Businessamlive learnt that other than this one technical staff, there are the odd couple of expatriates who come in to handle specific contract jobs when the wholly Nigerian management has need for them.
The Etisalat Nigeria problem came to a head when a consortium of banks moved on it over a foreign currency debt facility it took for an ambitious network rehabilitation and operational expansion in the country.
The consortium of local and foreign financial institutions, led by Access Bank, is trying to recover a 2015 loan facility amounting to $1.72 billion (about N541.8 billion). Etisalat Nigeria negotiated a debt servicing arrangement but ran into economic headwinds in a market where mobile voice had become saturated and leading mobile player, MTN, had remained dominant.
But there are many who see positives in this development even in the event that Mubadala leaves. According to one investment banker, if it turns out that Mubadala decides to leave, it would open up fresh opportunity for new investors to come into the Nigerian telecom space, with also the possibility of high net worth Nigerian investors having a chance to have a go at taking stakes in the company.

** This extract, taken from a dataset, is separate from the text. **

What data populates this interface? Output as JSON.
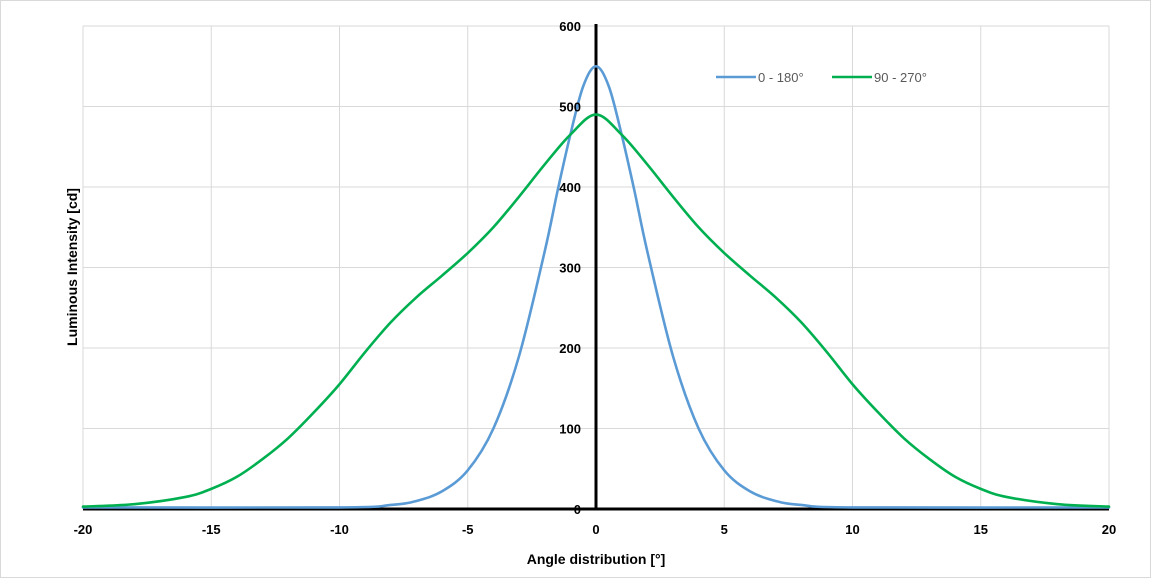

Besides, the Nigerian minority investors who have worked so well with Mubadala/Etisalat UAE, who gave Nigerians a free hand to run and manage the company’s operations in the country, may be trying in the negotiations to convince the former to exercise more patience and have faith in the Nigerian team.

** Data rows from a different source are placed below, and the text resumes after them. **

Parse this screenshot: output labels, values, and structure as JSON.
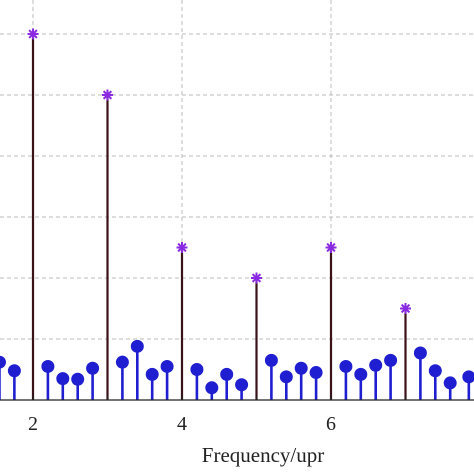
{
  "chart_data": {
    "type": "stem",
    "title": "",
    "xlabel": "Frequency/upr",
    "ylabel": "",
    "xlim": [
      1.55,
      7.95
    ],
    "ylim": [
      0,
      6.05
    ],
    "x_ticks": [
      2,
      4,
      6
    ],
    "grid": true,
    "colors": {
      "harmonic": "#3a1218",
      "harmonic_marker": "#8a2be2",
      "other": "#1f1fd1",
      "grid": "#bbbbbb",
      "axis": "#222222"
    },
    "series": [
      {
        "marker": "asterisk",
        "points": [
          {
            "x": 2,
            "y": 6.0
          },
          {
            "x": 3,
            "y": 5.0
          },
          {
            "x": 4,
            "y": 2.5
          },
          {
            "x": 5,
            "y": 2.0
          },
          {
            "x": 6,
            "y": 2.5
          },
          {
            "x": 7,
            "y": 1.5
          }
        ]
      },
      {
        "marker": "circle",
        "points": [
          {
            "x": 1.55,
            "y": 0.62
          },
          {
            "x": 1.75,
            "y": 0.48
          },
          {
            "x": 2.2,
            "y": 0.55
          },
          {
            "x": 2.4,
            "y": 0.35
          },
          {
            "x": 2.6,
            "y": 0.34
          },
          {
            "x": 2.8,
            "y": 0.52
          },
          {
            "x": 3.2,
            "y": 0.62
          },
          {
            "x": 3.4,
            "y": 0.88
          },
          {
            "x": 3.6,
            "y": 0.42
          },
          {
            "x": 3.8,
            "y": 0.55
          },
          {
            "x": 4.2,
            "y": 0.5
          },
          {
            "x": 4.4,
            "y": 0.2
          },
          {
            "x": 4.6,
            "y": 0.42
          },
          {
            "x": 4.8,
            "y": 0.25
          },
          {
            "x": 5.2,
            "y": 0.65
          },
          {
            "x": 5.4,
            "y": 0.38
          },
          {
            "x": 5.6,
            "y": 0.52
          },
          {
            "x": 5.8,
            "y": 0.45
          },
          {
            "x": 6.2,
            "y": 0.55
          },
          {
            "x": 6.4,
            "y": 0.42
          },
          {
            "x": 6.6,
            "y": 0.57
          },
          {
            "x": 6.8,
            "y": 0.65
          },
          {
            "x": 7.2,
            "y": 0.77
          },
          {
            "x": 7.4,
            "y": 0.48
          },
          {
            "x": 7.6,
            "y": 0.28
          },
          {
            "x": 7.85,
            "y": 0.38
          }
        ]
      }
    ]
  }
}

The company obtained its unified access license, including a mobile license and spectrum in the GSM 1800 and 900 MHZ bands from the Nigerian Communication Commission (NCC) in January 2007, but did not begin operation until 2009.
Since then, it has climbed the ladder to become Nigeria’s number four biggest mobile operator with an estimated 21 million subscribers, representing about 12.9 percent of the telecom market share as at January 2017.
Its competitors in the market include MTN, which has 60 million, or 40 percent market share; Globacom with 37million, or 24.6 percent; and Airtel with 34.6 million, or 22.8 percent.